While the issue has garnered attention, tangible action remains minimal. Companies that claim to support gender equality should be at the forefront of closing this gap. Offering a 20% discount for a day is not the solution, but a robust equal pay policy is.
Women's Safety is Non-Negotiable
Women's safety is a fundamental human right that should be upheld, respected, and protected by society as a whole. Unfortunately, despite the progress made in many parts of the world, women still face various forms of violence, harassment, and discrimination.
According to UN Women, on a global scale, approximately 736 million women, which is almost one in three women, have experienced physical violence at least once in their lifetime.
Meanwhile, in India, as reported by the National Crime Records Bureau, cases of crimes against women saw a 15.3% increase in 2021 compared to 2020. Furthermore, there were over 228,650 reported incidents of crimes against women in 2011, whereas in 2021, the number of reported incidents surged to 428,278, marking an 87% rise.
Pinkwashing campaigns often ignore the reality of gender-based violence.
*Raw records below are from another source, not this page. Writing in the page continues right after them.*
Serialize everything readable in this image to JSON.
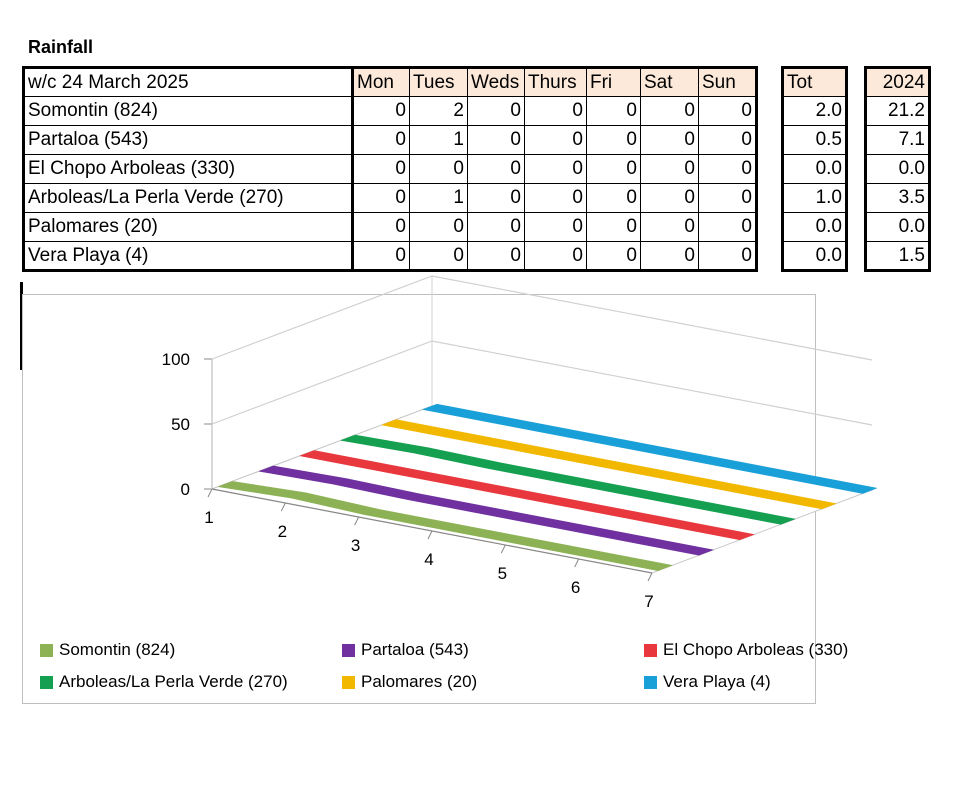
{
  "title": "Rainfall",
  "table": {
    "week_label": "w/c 24 March  2025",
    "days": [
      "Mon",
      "Tues",
      "Weds",
      "Thurs",
      "Fri",
      "Sat",
      "Sun"
    ],
    "tot_header": "Tot",
    "year_header": "2024",
    "rows": [
      {
        "name": "Somontin (824)",
        "values": [
          "0",
          "2",
          "0",
          "0",
          "0",
          "0",
          "0"
        ],
        "tot": "2.0",
        "year": "21.2"
      },
      {
        "name": "Partaloa (543)",
        "values": [
          "0",
          "1",
          "0",
          "0",
          "0",
          "0",
          "0"
        ],
        "tot": "0.5",
        "year": "7.1"
      },
      {
        "name": "El Chopo Arboleas (330)",
        "values": [
          "0",
          "0",
          "0",
          "0",
          "0",
          "0",
          "0"
        ],
        "tot": "0.0",
        "year": "0.0"
      },
      {
        "name": "Arboleas/La Perla Verde (270)",
        "values": [
          "0",
          "1",
          "0",
          "0",
          "0",
          "0",
          "0"
        ],
        "tot": "1.0",
        "year": "3.5"
      },
      {
        "name": "Palomares (20)",
        "values": [
          "0",
          "0",
          "0",
          "0",
          "0",
          "0",
          "0"
        ],
        "tot": "0.0",
        "year": "0.0"
      },
      {
        "name": "Vera Playa (4)",
        "values": [
          "0",
          "0",
          "0",
          "0",
          "0",
          "0",
          "0"
        ],
        "tot": "0.0",
        "year": "1.5"
      }
    ]
  },
  "colors": {
    "header_fill": "#fde9d9",
    "Somontin": "#8db255",
    "Partaloa": "#7030a0",
    "El Chopo": "#e8383d",
    "Arboleas": "#14a050",
    "Palomares": "#f2b800",
    "Vera Playa": "#1aa0d8"
  },
  "chart_data": {
    "type": "line-3d",
    "categories": [
      "1",
      "2",
      "3",
      "4",
      "5",
      "6",
      "7"
    ],
    "y_ticks": [
      "0",
      "50",
      "100"
    ],
    "ylim": [
      0,
      100
    ],
    "legend_position": "bottom",
    "grid": true,
    "series": [
      {
        "name": "Somontin (824)",
        "color": "#8db255",
        "values": [
          0,
          2,
          0,
          0,
          0,
          0,
          0
        ]
      },
      {
        "name": "Partaloa (543)",
        "color": "#7030a0",
        "values": [
          0,
          1,
          0,
          0,
          0,
          0,
          0
        ]
      },
      {
        "name": "El Chopo Arboleas (330)",
        "color": "#e8383d",
        "values": [
          0,
          0,
          0,
          0,
          0,
          0,
          0
        ]
      },
      {
        "name": "Arboleas/La Perla Verde (270)",
        "color": "#14a050",
        "values": [
          0,
          1,
          0,
          0,
          0,
          0,
          0
        ]
      },
      {
        "name": "Palomares (20)",
        "color": "#f2b800",
        "values": [
          0,
          0,
          0,
          0,
          0,
          0,
          0
        ]
      },
      {
        "name": "Vera Playa (4)",
        "color": "#1aa0d8",
        "values": [
          0,
          0,
          0,
          0,
          0,
          0,
          0
        ]
      }
    ]
  }
}
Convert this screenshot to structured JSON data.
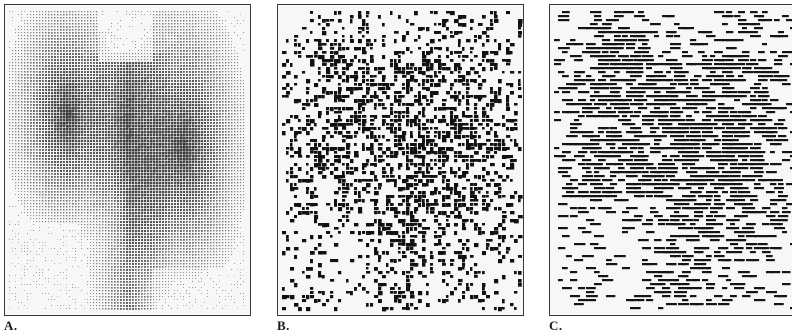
{
  "figure": {
    "panels": [
      {
        "label": "A.",
        "style": "dense halftone",
        "ink": "#2b2b2b"
      },
      {
        "label": "B.",
        "style": "sparse clustered dots",
        "ink": "#111111"
      },
      {
        "label": "C.",
        "style": "sparse line-dithered dots",
        "ink": "#151515"
      }
    ]
  }
}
Organisations should commit to creating safe environments for women, whether it's in the workplace or beyond.
Instead of free drinks, companies should focus on creating anti-harassment policies, providing self-defence training, or supporting local initiatives that address the safety of women in their communities.
Abortion Rights and Women's Health
In most countries worldwide, women face legal or practical restrictions when it comes to their access to safe and lawful abortion. Even in cases where abortion is legally allowed, women frequently encounter substantial obstacles in obtaining safe abortion services due to inadequate regulation, healthcare facilities, or political support.
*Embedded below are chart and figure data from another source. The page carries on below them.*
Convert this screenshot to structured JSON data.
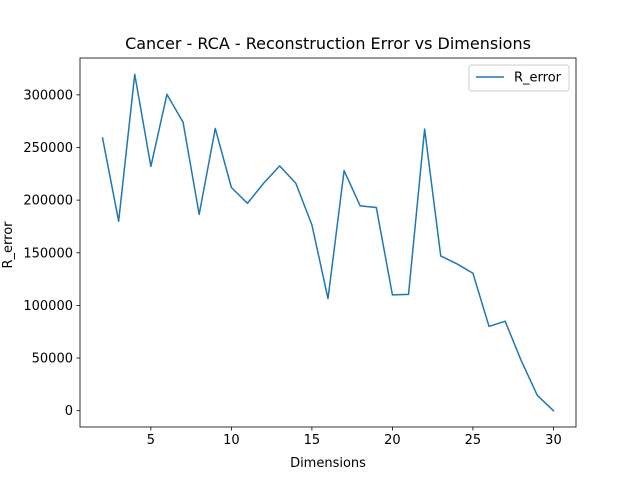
{
  "chart_data": {
    "type": "line",
    "title": "Cancer - RCA - Reconstruction Error vs Dimensions",
    "xlabel": "Dimensions",
    "ylabel": "R_error",
    "xlim": [
      0.6,
      31.4
    ],
    "ylim": [
      -15500,
      335000
    ],
    "x_ticks": [
      5,
      10,
      15,
      20,
      25,
      30
    ],
    "y_ticks": [
      0,
      50000,
      100000,
      150000,
      200000,
      250000,
      300000
    ],
    "grid": false,
    "legend_position": "top-right",
    "series": [
      {
        "name": "R_error",
        "color": "#1f77b4",
        "x": [
          2,
          3,
          4,
          5,
          6,
          7,
          8,
          9,
          10,
          11,
          12,
          13,
          14,
          15,
          16,
          17,
          18,
          19,
          20,
          21,
          22,
          23,
          24,
          25,
          26,
          27,
          28,
          29,
          30
        ],
        "y": [
          259000,
          180000,
          319500,
          232000,
          300500,
          274000,
          186500,
          268000,
          212000,
          197000,
          216000,
          232500,
          216000,
          176500,
          106500,
          228000,
          194500,
          193000,
          110000,
          110500,
          267500,
          147000,
          139500,
          130500,
          80000,
          85000,
          47500,
          14500,
          0
        ]
      }
    ]
  }
}
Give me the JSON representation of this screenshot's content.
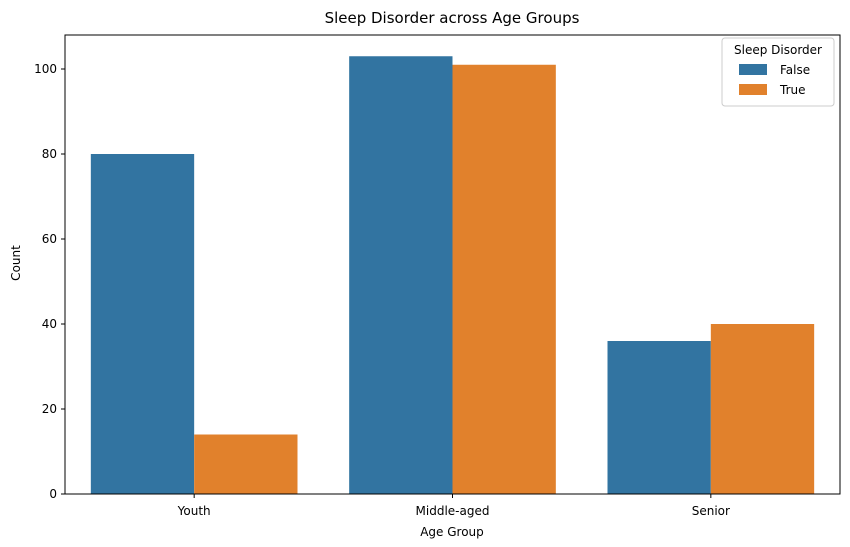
{
  "chart_data": {
    "type": "bar",
    "title": "Sleep Disorder across Age Groups",
    "xlabel": "Age Group",
    "ylabel": "Count",
    "categories": [
      "Youth",
      "Middle-aged",
      "Senior"
    ],
    "series": [
      {
        "name": "False",
        "values": [
          80,
          103,
          36
        ],
        "color": "#3274a1"
      },
      {
        "name": "True",
        "values": [
          14,
          101,
          40
        ],
        "color": "#e1812c"
      }
    ],
    "ylim": [
      0,
      108
    ],
    "yticks": [
      "0",
      "20",
      "40",
      "60",
      "80",
      "100"
    ],
    "grid": false,
    "legend": {
      "title": "Sleep Disorder",
      "placement": "top-right"
    }
  }
}
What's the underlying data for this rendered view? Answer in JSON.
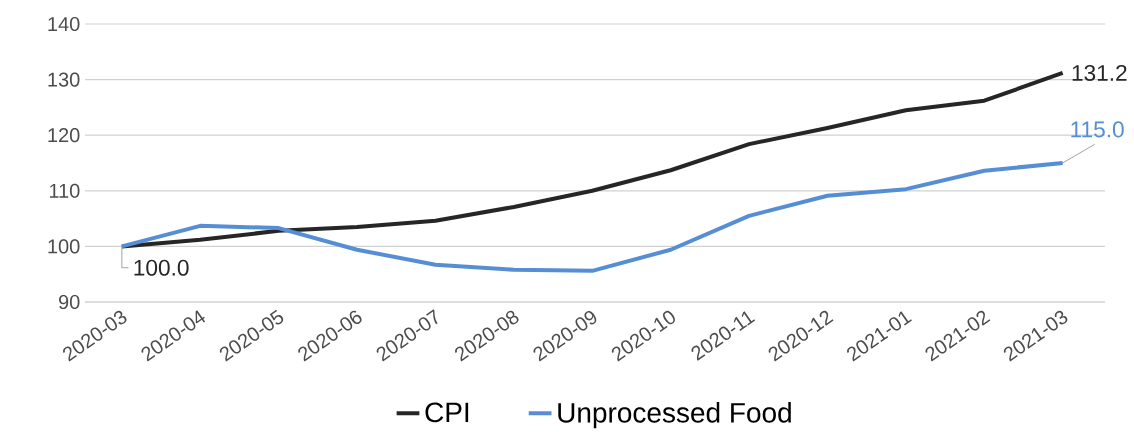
{
  "chart_data": {
    "type": "line",
    "categories": [
      "2020-03",
      "2020-04",
      "2020-05",
      "2020-06",
      "2020-07",
      "2020-08",
      "2020-09",
      "2020-10",
      "2020-11",
      "2020-12",
      "2021-01",
      "2021-02",
      "2021-03"
    ],
    "series": [
      {
        "name": "CPI",
        "color": "#262626",
        "values": [
          100.0,
          101.2,
          102.8,
          103.5,
          104.6,
          107.1,
          110.0,
          113.7,
          118.4,
          121.3,
          124.5,
          126.2,
          131.2
        ],
        "value_labels": [
          "100.0",
          null,
          null,
          null,
          null,
          null,
          null,
          null,
          null,
          null,
          null,
          null,
          "131.2"
        ]
      },
      {
        "name": "Unprocessed Food",
        "color": "#558ed5",
        "values": [
          100.0,
          103.7,
          103.3,
          99.4,
          96.7,
          95.8,
          95.6,
          99.4,
          105.5,
          109.1,
          110.3,
          113.6,
          115.0
        ],
        "value_labels": [
          null,
          null,
          null,
          null,
          null,
          null,
          null,
          null,
          null,
          null,
          null,
          null,
          "115.0"
        ]
      }
    ],
    "ylim": [
      90,
      140
    ],
    "yticks": [
      90,
      100,
      110,
      120,
      130,
      140
    ],
    "grid": "y",
    "legend": "bottom",
    "marker": "none",
    "line_style": "solid"
  }
}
The right to choose is a fundamental aspect of women's health and reproductive rights. Pinkwashing typically shies away from the topic of abortion, even though access to safe and legal abortion is a critical issue for women. Brands and organisations need to advocate for policies that safeguard these rights, rather than simply offering fleeting discounts.
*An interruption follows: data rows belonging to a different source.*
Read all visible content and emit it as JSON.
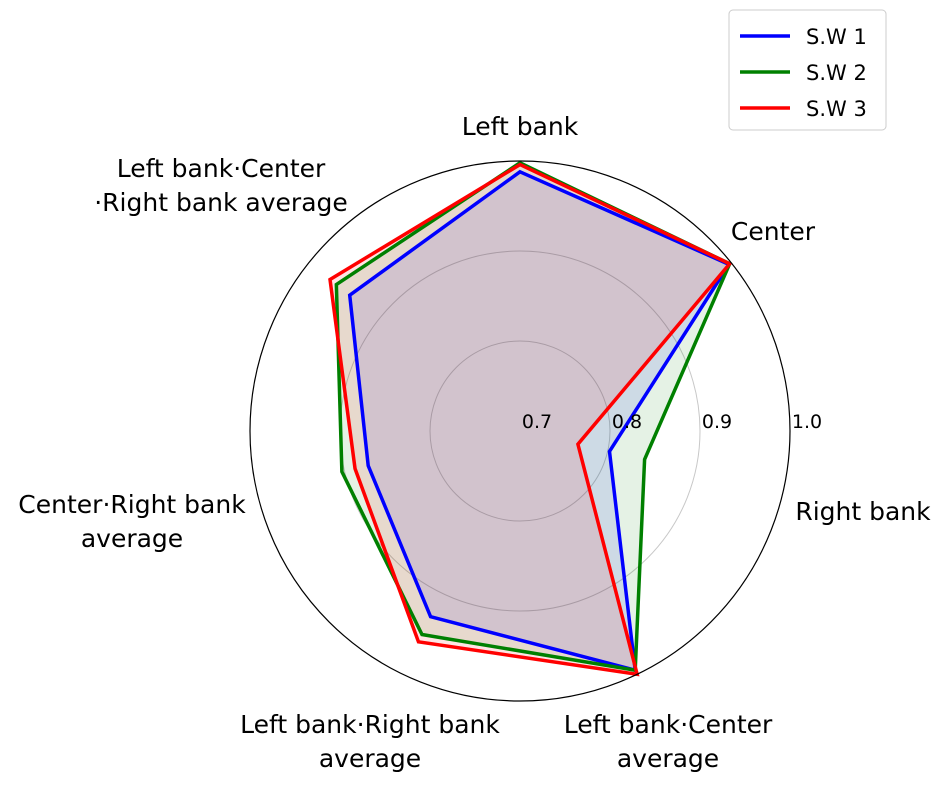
{
  "chart_data": {
    "type": "radar",
    "title": "",
    "categories": [
      [
        "Left bank"
      ],
      [
        "Center"
      ],
      [
        "Right bank"
      ],
      [
        "Left bank·Center",
        "average"
      ],
      [
        "Left bank·Right bank",
        "average"
      ],
      [
        "Center·Right bank",
        "average"
      ],
      [
        "Left bank·Center",
        "·Right bank average"
      ]
    ],
    "rlim": [
      0.7,
      1.0
    ],
    "r_ticks": [
      "0.7",
      "0.8",
      "0.9",
      "1.0"
    ],
    "r_tick_values": [
      0.7,
      0.8,
      0.9,
      1.0
    ],
    "grid": true,
    "legend_position": "top-right",
    "series": [
      {
        "name": "S.W 1",
        "color": "#0000ff",
        "values": [
          0.988,
          0.997,
          0.802,
          0.995,
          0.929,
          0.873,
          0.942
        ]
      },
      {
        "name": "S.W 2",
        "color": "#008000",
        "values": [
          0.998,
          0.998,
          0.842,
          0.995,
          0.951,
          0.903,
          0.961
        ]
      },
      {
        "name": "S.W 3",
        "color": "#ff0000",
        "values": [
          0.996,
          0.998,
          0.766,
          1.0,
          0.96,
          0.888,
          0.97
        ]
      }
    ]
  }
}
Supporting Women's Economic Empowerment
Real support for women's causes means facilitating economic empowerment. This goes beyond handing out free manicures. It involves offering equal opportunities, supporting women-owned businesses, and creating mentorship programs for aspiring female entrepreneurs. Promoting women's financial independence is a sustainable way to contribute to gender equality.
Equal Representation and Decision-Making
Gender diversity in decision-making roles remains a considerable challenge. Companies should prioritise recruiting, retaining, and promoting women at all levels, especially in leadership positions. Empty gestures like 'Ladies' Night' promotions are insignificant when true gender diversity is lacking in boardrooms.
In conclusion, while it's commendable that brands and organisations want to support women's causes, it's crucial that their efforts move beyond pinkwashing. Real activism involves addressing systemic issues and promoting tangible change, such as closing the gender pay gap, ensuring women's safety, advocating for reproductive rights, and supporting women's economic empowerment.
As consumers and advocates, we must demand more from brands and organisations, holding them accountable for genuine and substantial contributions to women's rights and equality. The days of settling for pink coupons and free drinks should be behind us, replaced by a commitment to make a lasting difference in the lives of women everywhere.
Views expressed by the author are their own.